Of Miracles, Coal, and Kindness

The Herszaft family’s miraculous survival

As told to Riki Goldstein by Mrs. Esther Katz

I

was just six in May 1940 when we heard that Belgium had been invaded and the Germans were coming. We lived in Antwerp, where I was born and still live today, in a kleineh apartmentche on Wipstraat, one block away from the famous Kleinblatt bakery. My father sent me to check if Yesodei Hatorah, my school, was open. It wasn’t. He realized war had reached Belgium and that we needed to flee.

Relatives of my mother were in the coal business, and we piled onto their coal truck to get away. Actually, a lot of people were willing to pay to get a ride to safety on that truck, but my mother’s relatives said we would be among the lucky ones, even though we couldn’t pay. I think this was because of all the kindness my parents had done for the Jewish refugees from Poland and Czechoslovakia fleeing Hitler, who had streamed into Belgium during the years before the war reached us.

These people had nowhere to be, and my parents took them in. As long as there was sleeping space — even on the floor —people were welcome, and whatever money my father made from his work as a photographer went to buy food for all these guests.
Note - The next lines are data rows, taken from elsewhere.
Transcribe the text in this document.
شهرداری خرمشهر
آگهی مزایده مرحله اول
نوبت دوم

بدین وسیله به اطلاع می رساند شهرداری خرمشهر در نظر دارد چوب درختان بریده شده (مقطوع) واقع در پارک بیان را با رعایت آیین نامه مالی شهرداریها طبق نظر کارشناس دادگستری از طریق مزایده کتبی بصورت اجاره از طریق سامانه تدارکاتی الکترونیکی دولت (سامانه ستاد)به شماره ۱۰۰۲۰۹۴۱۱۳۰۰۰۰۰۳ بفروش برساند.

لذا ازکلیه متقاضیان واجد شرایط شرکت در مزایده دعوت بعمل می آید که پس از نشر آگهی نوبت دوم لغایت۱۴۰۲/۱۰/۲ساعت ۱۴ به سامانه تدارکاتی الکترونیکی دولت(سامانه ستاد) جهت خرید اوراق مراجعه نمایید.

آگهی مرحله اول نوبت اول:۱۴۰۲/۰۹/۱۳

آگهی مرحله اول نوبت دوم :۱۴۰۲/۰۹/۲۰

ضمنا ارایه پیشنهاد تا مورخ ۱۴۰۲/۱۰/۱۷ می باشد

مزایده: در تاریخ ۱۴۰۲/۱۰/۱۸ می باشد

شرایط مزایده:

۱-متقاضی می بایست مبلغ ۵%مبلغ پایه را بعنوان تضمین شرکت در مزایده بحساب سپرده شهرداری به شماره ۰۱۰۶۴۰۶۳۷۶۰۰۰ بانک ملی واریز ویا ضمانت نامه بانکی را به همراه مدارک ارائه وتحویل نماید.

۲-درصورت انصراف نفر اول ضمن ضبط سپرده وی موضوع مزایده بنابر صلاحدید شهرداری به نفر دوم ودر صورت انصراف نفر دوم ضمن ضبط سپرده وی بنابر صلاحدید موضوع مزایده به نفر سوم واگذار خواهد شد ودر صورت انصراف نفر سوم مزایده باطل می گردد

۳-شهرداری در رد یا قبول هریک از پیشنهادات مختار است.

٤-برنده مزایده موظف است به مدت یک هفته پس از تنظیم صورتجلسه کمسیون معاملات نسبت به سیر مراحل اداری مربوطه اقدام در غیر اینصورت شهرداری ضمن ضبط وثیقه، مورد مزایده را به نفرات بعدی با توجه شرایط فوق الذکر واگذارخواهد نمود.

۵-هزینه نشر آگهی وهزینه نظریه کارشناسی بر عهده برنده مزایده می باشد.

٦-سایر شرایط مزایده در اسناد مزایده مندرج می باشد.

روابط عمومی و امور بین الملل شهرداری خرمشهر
My parents’ rule always was, “If we have food today, we share it today, without thinking about tomorrow.”

Sometimes there wasn’t enough money for food. If my mother didn’t have any fish to cook for Shabbos, she would put up a pot with just water and onions, so her mother-in-law wouldn’t realize there was no fish.

My mother was a special woman, self-made. She had come to Belgium from Czechoslovakia in the 1920s as a single girl, with the brachah of the Ahavas Yisrael of Vizhnitz. Orphaned of both parents by age nine, she asked the Rebbe if she could travel alone to Antwerp and work as a seamstress so she could send money back to her younger siblings. Her work would supply her sisters with a dowry, without which they would not be able to marry.

The Ahavas Yisrael gave Mama his blessing. She worked hard in Antwerp and sent the money back to her shtetl, enabling her sisters to marry. Our good-hearted Papa, meanwhile, decided she was the one for him, and married her with no dowry at all. In fact, he even paid for her wedding dress.

In May 1940, when it was time to run from Antwerp, my mother was expecting, in her seventh month. My older brother Shloime was seven, I was six, Leizer four, and Chaim just one year old. We were a bunch of little pitzkelach holding on to Mama’s skirts. So people felt sorry for her and said, “Let her go, let Sureh and the children go.” We took what we could along with us, a docheneh [quilt], and pillows, and so on, but not much, because war came to Belgium on Friday, and by Monday, we were on the road. You know the pictures you see in the papers today of refugees who ran from the war in Ukraine? That was what we looked like: refugees with bundles and blankets.